Je me suis réveillé en sursaut. Ce n’est pas dans mes habitudes. J’ai plutôt le réveil calme. Mais j’ai entendu un cri.
Je m’habille. Je me lave, et tout le reste. « Je m’en vais ! A ce soir ! ». Silence. C’est une habitude. Je n’arrive pas à me faire à l’idée que je vis désormais seul.
Je sors de la maison pour prendre mon train. Il y a un oiseau, un jeune martinet, apeuré au pied du mur. Je le prends dans mes mains. Il me regarde ; il est confiant ; c’est étonnant. Alors, je le jette en l’air ; le plus haut possible. L’oiseau s’envole.
C’était quoi ce cri ?
J’arrive sur le quai de la gare. Le printemps a du mal à percer derrière les premières journées de mai. L’hiver insiste.
A cette heure matinale, nous ne sommes qu’une poignée d’habitants sur ce quai : un homme emmitouflé dans un blouson violet à l’épaisseur tibétaine, un petit gros boudiné dans une veste à carreaux qui parcourt sans convictions les pages d’un journal gratuit, un couple de vieux qui semblent égarés et inquiets. Les vieux sont très souvent inquiets.
Sur le quai, une femme s’avance maintenant dans ma direction. Elle est habillée comme un homme ce qui, paradoxalement, lui donne une féminité supplémentaire. Elle est très brune. Ses cheveux sont coupés avec soin, assez court. Elle porte un petit sac en cuir rouge-sang ; elle fume une cigarette qui dessine dans l’air derrière elle comme une route imaginaire. Ses yeux sont cachés derrière des lunettes de soleil très noires, très épaisses.

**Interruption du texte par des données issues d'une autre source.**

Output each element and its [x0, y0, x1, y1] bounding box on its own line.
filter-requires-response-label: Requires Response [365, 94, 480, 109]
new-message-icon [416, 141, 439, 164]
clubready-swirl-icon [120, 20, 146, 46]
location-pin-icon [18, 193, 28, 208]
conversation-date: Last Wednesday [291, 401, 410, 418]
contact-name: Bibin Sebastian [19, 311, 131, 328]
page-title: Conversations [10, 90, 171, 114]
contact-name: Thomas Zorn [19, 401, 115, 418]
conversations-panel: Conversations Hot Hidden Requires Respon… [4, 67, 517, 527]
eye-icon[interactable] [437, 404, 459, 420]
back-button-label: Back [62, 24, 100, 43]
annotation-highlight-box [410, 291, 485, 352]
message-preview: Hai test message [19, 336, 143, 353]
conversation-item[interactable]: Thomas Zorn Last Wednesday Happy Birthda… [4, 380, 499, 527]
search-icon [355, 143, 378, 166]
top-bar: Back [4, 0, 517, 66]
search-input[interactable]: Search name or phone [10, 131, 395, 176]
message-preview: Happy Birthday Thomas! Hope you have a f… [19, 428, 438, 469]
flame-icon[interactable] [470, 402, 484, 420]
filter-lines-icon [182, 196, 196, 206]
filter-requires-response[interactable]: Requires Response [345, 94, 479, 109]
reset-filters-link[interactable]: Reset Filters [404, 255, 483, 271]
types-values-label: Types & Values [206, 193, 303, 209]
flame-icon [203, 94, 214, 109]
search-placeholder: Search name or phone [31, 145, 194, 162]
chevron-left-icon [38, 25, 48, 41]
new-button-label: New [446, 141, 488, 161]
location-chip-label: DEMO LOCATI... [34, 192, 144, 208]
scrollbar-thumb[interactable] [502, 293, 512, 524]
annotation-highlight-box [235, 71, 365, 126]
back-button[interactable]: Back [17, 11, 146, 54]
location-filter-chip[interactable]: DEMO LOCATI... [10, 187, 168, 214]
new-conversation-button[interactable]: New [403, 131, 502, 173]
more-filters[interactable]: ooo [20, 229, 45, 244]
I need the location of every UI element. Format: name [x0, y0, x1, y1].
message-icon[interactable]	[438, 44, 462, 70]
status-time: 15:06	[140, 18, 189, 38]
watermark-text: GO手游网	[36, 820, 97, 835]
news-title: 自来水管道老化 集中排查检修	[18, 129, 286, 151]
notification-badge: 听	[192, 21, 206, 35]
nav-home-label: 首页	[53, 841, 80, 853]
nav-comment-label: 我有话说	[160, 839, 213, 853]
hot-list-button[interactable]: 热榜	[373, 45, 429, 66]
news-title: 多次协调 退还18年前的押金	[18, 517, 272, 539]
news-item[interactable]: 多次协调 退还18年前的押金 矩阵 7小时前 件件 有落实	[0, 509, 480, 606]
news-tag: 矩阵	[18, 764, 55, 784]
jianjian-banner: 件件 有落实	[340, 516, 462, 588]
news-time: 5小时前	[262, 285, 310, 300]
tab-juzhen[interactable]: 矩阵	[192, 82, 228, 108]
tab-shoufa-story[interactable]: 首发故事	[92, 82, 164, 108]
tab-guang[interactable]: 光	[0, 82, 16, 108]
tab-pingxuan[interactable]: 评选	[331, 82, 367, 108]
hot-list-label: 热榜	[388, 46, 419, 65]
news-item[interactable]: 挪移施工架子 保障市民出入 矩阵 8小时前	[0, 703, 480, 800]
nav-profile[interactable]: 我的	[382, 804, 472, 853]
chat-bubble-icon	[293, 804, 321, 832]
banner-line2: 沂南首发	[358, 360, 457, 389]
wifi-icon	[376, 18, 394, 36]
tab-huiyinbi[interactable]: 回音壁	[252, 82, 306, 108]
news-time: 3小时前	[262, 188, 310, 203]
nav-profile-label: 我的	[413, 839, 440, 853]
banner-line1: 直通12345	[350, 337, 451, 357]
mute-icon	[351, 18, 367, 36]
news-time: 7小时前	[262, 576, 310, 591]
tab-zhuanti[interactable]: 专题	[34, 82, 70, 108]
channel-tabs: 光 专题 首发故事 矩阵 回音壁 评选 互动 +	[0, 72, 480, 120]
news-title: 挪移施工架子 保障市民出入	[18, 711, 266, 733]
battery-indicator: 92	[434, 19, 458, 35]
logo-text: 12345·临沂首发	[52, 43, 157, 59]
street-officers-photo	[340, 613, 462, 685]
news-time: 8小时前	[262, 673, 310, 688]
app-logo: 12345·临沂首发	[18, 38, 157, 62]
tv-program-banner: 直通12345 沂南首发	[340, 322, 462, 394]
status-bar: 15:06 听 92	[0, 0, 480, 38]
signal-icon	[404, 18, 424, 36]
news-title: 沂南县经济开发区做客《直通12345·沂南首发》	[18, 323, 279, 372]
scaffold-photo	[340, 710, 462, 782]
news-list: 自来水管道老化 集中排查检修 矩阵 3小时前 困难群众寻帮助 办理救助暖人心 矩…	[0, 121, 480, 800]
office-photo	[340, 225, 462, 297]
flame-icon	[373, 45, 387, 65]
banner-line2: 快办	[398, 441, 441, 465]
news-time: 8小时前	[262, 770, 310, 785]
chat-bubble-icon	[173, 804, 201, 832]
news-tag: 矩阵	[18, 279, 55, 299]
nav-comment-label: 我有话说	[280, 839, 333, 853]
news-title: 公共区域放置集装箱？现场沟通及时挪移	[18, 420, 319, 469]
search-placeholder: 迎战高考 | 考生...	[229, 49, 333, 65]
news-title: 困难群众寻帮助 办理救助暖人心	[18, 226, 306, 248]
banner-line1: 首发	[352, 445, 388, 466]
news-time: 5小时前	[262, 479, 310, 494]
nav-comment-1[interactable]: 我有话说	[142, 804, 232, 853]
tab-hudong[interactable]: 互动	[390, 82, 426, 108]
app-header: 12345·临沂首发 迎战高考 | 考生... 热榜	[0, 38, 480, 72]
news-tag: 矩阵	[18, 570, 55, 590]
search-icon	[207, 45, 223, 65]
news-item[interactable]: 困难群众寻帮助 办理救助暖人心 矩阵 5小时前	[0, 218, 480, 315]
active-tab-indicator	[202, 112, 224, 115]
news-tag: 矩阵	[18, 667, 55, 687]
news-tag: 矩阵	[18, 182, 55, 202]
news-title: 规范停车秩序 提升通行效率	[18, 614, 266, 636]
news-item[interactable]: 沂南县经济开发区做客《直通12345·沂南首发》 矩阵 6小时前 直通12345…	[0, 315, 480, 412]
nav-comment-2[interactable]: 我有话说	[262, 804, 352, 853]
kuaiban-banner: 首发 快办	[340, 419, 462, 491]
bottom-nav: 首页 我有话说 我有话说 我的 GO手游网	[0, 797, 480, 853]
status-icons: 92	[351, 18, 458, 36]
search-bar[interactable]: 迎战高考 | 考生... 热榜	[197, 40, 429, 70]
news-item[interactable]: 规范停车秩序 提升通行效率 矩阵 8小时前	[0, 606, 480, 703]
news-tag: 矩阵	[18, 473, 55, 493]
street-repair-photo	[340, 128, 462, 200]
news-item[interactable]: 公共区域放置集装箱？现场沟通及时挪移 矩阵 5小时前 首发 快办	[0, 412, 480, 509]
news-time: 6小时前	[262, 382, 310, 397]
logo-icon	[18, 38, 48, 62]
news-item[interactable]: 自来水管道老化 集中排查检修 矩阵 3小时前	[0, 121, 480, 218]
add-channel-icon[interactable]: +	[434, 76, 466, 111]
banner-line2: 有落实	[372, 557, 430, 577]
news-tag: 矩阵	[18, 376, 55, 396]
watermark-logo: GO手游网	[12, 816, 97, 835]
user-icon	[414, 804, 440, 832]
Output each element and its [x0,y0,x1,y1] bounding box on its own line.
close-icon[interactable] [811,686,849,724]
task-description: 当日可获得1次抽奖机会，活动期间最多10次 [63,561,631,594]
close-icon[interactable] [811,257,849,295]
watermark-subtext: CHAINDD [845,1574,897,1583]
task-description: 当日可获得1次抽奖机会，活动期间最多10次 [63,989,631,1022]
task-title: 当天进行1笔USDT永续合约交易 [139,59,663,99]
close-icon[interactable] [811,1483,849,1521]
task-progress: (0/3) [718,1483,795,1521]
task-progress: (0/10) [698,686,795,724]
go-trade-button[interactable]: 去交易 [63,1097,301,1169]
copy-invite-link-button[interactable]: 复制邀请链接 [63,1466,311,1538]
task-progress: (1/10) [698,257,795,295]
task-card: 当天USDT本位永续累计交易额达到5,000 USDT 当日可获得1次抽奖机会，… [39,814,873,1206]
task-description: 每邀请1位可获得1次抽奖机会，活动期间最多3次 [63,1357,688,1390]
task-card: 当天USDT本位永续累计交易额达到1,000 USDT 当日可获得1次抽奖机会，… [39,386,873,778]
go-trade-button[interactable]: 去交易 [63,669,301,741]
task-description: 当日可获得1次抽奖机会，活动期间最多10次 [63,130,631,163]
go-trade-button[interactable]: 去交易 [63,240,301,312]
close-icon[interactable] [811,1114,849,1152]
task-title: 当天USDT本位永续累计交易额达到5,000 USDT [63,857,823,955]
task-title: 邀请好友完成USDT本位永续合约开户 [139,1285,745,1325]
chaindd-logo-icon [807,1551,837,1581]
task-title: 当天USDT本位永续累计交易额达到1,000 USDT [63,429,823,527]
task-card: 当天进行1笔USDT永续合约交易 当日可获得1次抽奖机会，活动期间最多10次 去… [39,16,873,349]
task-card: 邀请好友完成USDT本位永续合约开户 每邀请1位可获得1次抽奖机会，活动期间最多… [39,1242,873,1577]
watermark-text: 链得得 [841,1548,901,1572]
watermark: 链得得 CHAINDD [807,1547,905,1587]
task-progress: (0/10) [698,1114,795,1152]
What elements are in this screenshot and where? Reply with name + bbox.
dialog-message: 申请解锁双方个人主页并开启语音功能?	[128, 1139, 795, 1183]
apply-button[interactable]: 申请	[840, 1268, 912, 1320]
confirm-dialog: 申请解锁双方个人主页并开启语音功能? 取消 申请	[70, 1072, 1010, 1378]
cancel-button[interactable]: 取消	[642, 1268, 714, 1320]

Elle se rapproche. J’aimerais qu’elle s’arrête maintenant. Malgré le froid, son chemisier blanc est ouvert, dévoilant un triangle de peau blanc, lisse, parfait comme l’intérieur d’un coquillage. Elle s’arrête.
Sa bouche est merveilleusement dessinée, sans rouge à lèvre. Quand elle fume, elle dépose comme un baiser sur le filtre. Elle aspire avec délice la fumée et la retient plusieurs secondes.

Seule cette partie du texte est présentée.